Equipping vehicles with autonomous or advanced safety technology could make “driving less safe, not more” in the short term, safety experts have warned.
Multiple studies have found that more than 90% of incidents are caused by human error and it is widely expected that autonomous technology will largely eliminate these and reduce the number of collisions.
However, before vehicles become fully autonomous, cars will be on the road which are self-driving part of the time, but must still be driven by humans at other times.
It is this handover to humans which could lead to a period of increased risk.
Lisa Dorn, associate professor of driver behaviour at Cranfield University, which together with the University College of London is researching this transition, told the Brake Fleet Safety Conference: “We know drivers change their behaviour and response to those systems in all sorts of complex and perverse ways.
“Vehicles (driven autonomously) take drivers out of the loop and we know it can lead to slower reactions. It can take some time before they are re-engaged. Studies have shown that sometimes it can take several seconds.
“We also know that when you give people more capacity for doing things other than their primary task then they are much more likely to engage in secondary tasks.”
Research has shown that drivers tend to complete more than two-and-a-half times as many tasks when travelling in a highly-automated car than when manually driving, reducing their attention to the road.
“One of the problems (with high-automated cars) is that drivers will have the capacity to do other things and as soon as you do other things you are distracted and that is potentially where the danger is,” Dorn added.
Her sentiments were echoed in a report issued last month by the International Transport Forum which said claims self-driving cars could avoid 90% of road deaths by eliminating these errors is an “untested and uncertain hypothesis”.
The report added: “Shared responsibility between robot and human drivers can, in fact, lead to more complex driving decisions.
“The unintended consequences might make driving less safe, not more. In situations where humans take over control from robots, more crashes might occur among ‘average’ drivers.”
The report added that many crashes involving human error also involve other factors which may still have led to that collision even if the human had not committed an error in judgment or misperception.
These could include poor roadway design or faulty vehicles. “Human error can also be non-driver-related errors by pedestrians, cyclists and motorcyclists,” added the report. “Since they won’t be automated, their errors will probably not be eliminated by automation.
“These considerations do not likely impact the general finding that automation may continue to significantly better safety outcomes, but it may temper the assessment of automation benefits versus disbenefits.”
Advanced safety assistance systems can result in over-confidence
Cranfield University’s Lisa Dorn warned that advanced driver assistance systems such as forward collision warnings may also have a negative effect on safety, despite having an overwhelmingly overall positive impact on the number of collisions.
The European Commission last month announced that it wants 11 advanced safety features fitted as standard to all new cars and vans launched from 2020, and on all new vehicles sold from two years later.

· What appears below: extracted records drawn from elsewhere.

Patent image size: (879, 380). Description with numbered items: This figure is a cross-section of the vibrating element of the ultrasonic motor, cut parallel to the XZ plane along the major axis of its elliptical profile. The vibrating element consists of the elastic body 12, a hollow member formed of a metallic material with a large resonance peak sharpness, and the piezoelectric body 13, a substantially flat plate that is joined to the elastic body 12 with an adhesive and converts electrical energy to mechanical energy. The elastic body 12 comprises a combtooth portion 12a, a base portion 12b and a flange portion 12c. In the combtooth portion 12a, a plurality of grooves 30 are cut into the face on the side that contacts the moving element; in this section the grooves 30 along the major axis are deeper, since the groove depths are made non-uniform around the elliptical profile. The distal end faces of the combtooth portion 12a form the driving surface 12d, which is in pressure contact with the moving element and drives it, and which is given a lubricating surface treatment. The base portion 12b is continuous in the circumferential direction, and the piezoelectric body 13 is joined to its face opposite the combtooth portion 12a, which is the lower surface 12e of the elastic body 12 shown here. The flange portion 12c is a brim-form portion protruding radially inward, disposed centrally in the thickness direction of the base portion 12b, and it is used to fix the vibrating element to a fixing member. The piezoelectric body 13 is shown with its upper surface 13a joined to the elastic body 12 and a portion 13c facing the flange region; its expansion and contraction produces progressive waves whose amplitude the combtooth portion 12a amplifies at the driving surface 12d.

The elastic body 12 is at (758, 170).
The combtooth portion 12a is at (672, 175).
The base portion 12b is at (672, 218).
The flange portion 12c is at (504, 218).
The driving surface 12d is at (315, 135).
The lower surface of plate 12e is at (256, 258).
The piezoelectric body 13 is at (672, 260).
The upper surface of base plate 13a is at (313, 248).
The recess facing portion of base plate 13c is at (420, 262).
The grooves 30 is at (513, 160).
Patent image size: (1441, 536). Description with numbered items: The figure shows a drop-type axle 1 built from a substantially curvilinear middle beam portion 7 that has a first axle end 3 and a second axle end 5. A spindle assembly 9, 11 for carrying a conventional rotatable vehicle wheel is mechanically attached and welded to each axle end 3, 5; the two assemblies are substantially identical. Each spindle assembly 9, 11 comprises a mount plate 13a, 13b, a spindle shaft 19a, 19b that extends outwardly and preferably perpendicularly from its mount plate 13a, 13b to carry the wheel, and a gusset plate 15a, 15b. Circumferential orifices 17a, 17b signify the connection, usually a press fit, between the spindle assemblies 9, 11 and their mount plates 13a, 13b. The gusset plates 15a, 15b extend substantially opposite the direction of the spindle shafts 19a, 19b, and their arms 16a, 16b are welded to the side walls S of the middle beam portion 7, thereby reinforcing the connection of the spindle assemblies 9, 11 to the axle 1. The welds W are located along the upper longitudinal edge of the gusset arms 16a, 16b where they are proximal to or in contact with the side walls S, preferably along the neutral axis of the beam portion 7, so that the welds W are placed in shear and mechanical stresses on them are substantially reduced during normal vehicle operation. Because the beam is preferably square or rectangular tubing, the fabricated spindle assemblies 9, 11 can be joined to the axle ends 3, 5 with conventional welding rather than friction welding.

Experts believe that AEB alone has the potential to save 1,100 lives and more than 120,000 casualties in the UK over the next 10 years, with research showing that cars fitted with the technology have a 38% reduction in rear-end crashes.
However, Dorn said the technology may also make some drivers over-confident.
She added: “If the technology makes them feel safer, they will take more risks. For example, people may feel they can drive faster when an ABS is in use.
“I’m sure fleet managers have stories about how drivers are using forward collision warnings and how annoyed they get with them, how they rely on parking assist and then crash into something because they go too close.”